Just 27 per cent of those questioned in the YouGov poll for the Sunday Times said they thought the chancellor was capable of replacing Tony Blair at No 10, compared to 57 per cent who said he was not.

The disappointing poll rating comes after it emerged last week that Mr Brown had ignored Treasury warnings that his 1997 decision to scrap tax relief on share dividends could create a £75 billion pensions black hole.

Despite insisting that the move was the "right decision" for Britain at the time, the chancellor's image was also damaged after the Confederation of British Industry (CBI) dismissed his claims that the business group had lobbied him to implement the change.

In light of the debacle Mr Brown's stewardship of the economy - previously his strongest asset – has also been called into question, with fewer people now confident in his abilities as chancellor.

Just 41 per cent of respondents in the Sunday Times poll said they thought he had been a good chancellor, down from 51 per cent a month ago, while 52 per cent think that he has done a bad job.

The disappointing ratings are reflected in a second ICM survey for the News of the World, in which 57 per cent of people said they held Mr Brown responsible for Britain's current pensions shortfall, while a further 44 per cent thought that the chancellor's handling of pensions would impede his chances of winning the next election if he becomes the next Labour leader as expected.

And in a concerning result for the government ahead of next month's local, Scottish and Welsh elections, the YouGov poll of 2,218 people shows that the Conservatives have increased their lead over Labour to eight points.
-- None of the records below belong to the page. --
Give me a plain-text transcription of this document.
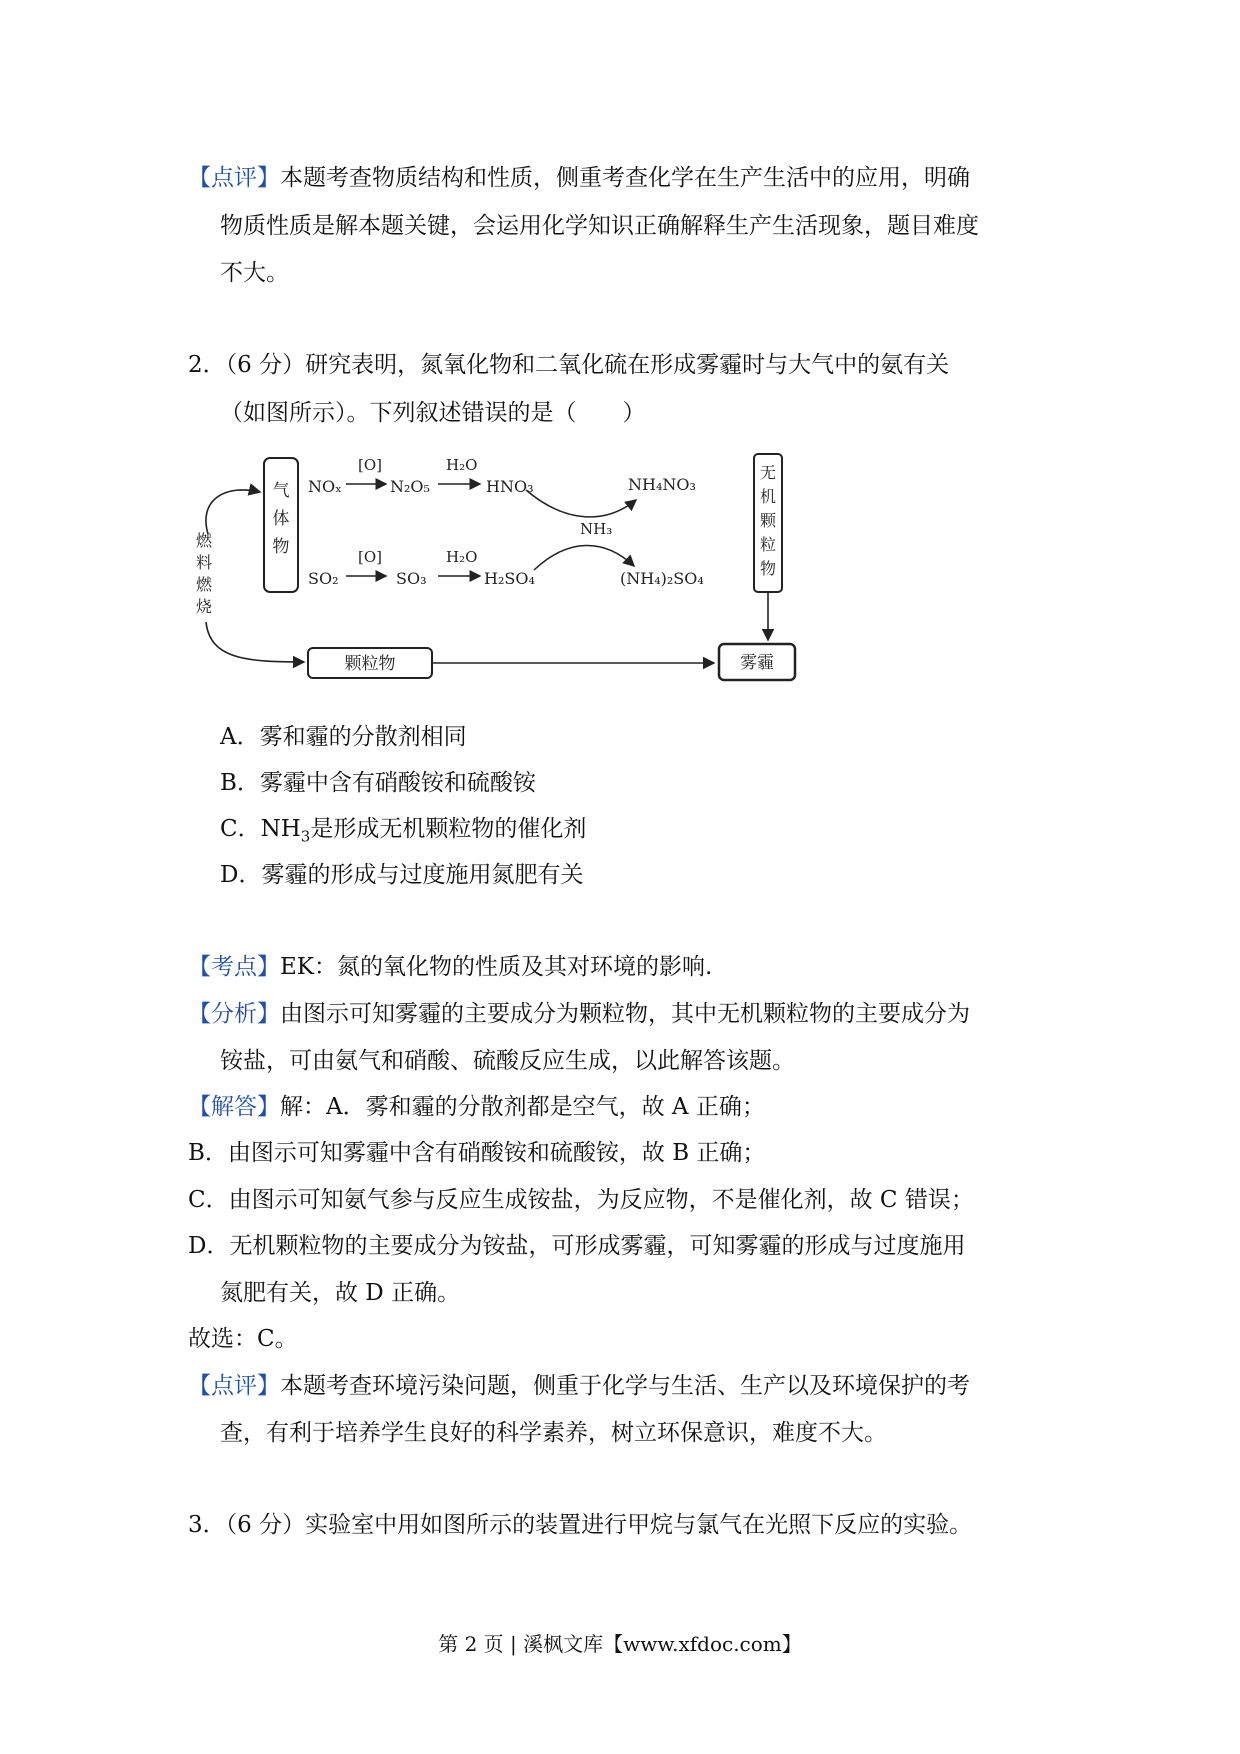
【点评】本题考查物质结构和性质，侧重考查化学在生产生活中的应用，明确
物质性质是解本题关键，会运用化学知识正确解释生产生活现象，题目难度
不大。
2．（6 分）研究表明，氮氧化物和二氧化硫在形成雾霾时与大气中的氨有关
（如图所示）。下列叙述错误的是（　　）
气
体
物
无
机
颗
粒
物
燃
料
燃
烧
颗粒物	雾霾
NOₓ
[O]
N₂O₅
H₂O
HNO₃	NH₄NO₃
NH₃
SO₂
[O]
SO₃
H₂O
H₂SO₄	(NH₄)₂SO₄
A．雾和霾的分散剂相同
B．雾霾中含有硝酸铵和硫酸铵
C．$NH_3$是形成无机颗粒物的催化剂
D．雾霾的形成与过度施用氮肥有关
【考点】EK：氮的氧化物的性质及其对环境的影响.
【分析】由图示可知雾霾的主要成分为颗粒物，其中无机颗粒物的主要成分为
铵盐，可由氨气和硝酸、硫酸反应生成，以此解答该题。
【解答】解：A．雾和霾的分散剂都是空气，故 A 正确；
B．由图示可知雾霾中含有硝酸铵和硫酸铵，故 B 正确；
C．由图示可知氨气参与反应生成铵盐，为反应物，不是催化剂，故 C 错误；
D．无机颗粒物的主要成分为铵盐，可形成雾霾，可知雾霾的形成与过度施用
氮肥有关，故 D 正确。
故选：C。
【点评】本题考查环境污染问题，侧重于化学与生活、生产以及环境保护的考
查，有利于培养学生良好的科学素养，树立环保意识，难度不大。
3．（6 分）实验室中用如图所示的装置进行甲烷与氯气在光照下反应的实验。
第 2 页 | 溪枫文库【www.xfdoc.com】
David Cameron's party now enjoy the support of 39 per cent of voters, compared to 31 per cent for Labour and 16 per cent for the Liberal Democrats.

Meanwhile, concern about the impact a Brown premiership could have on Labour has prompted John Reid to urge environment secretary David Miliband to challenge the chancellor for the leadership of the party once Mr Blair stands down, the Sunday Telegraph reports, citing friends of the home secretary.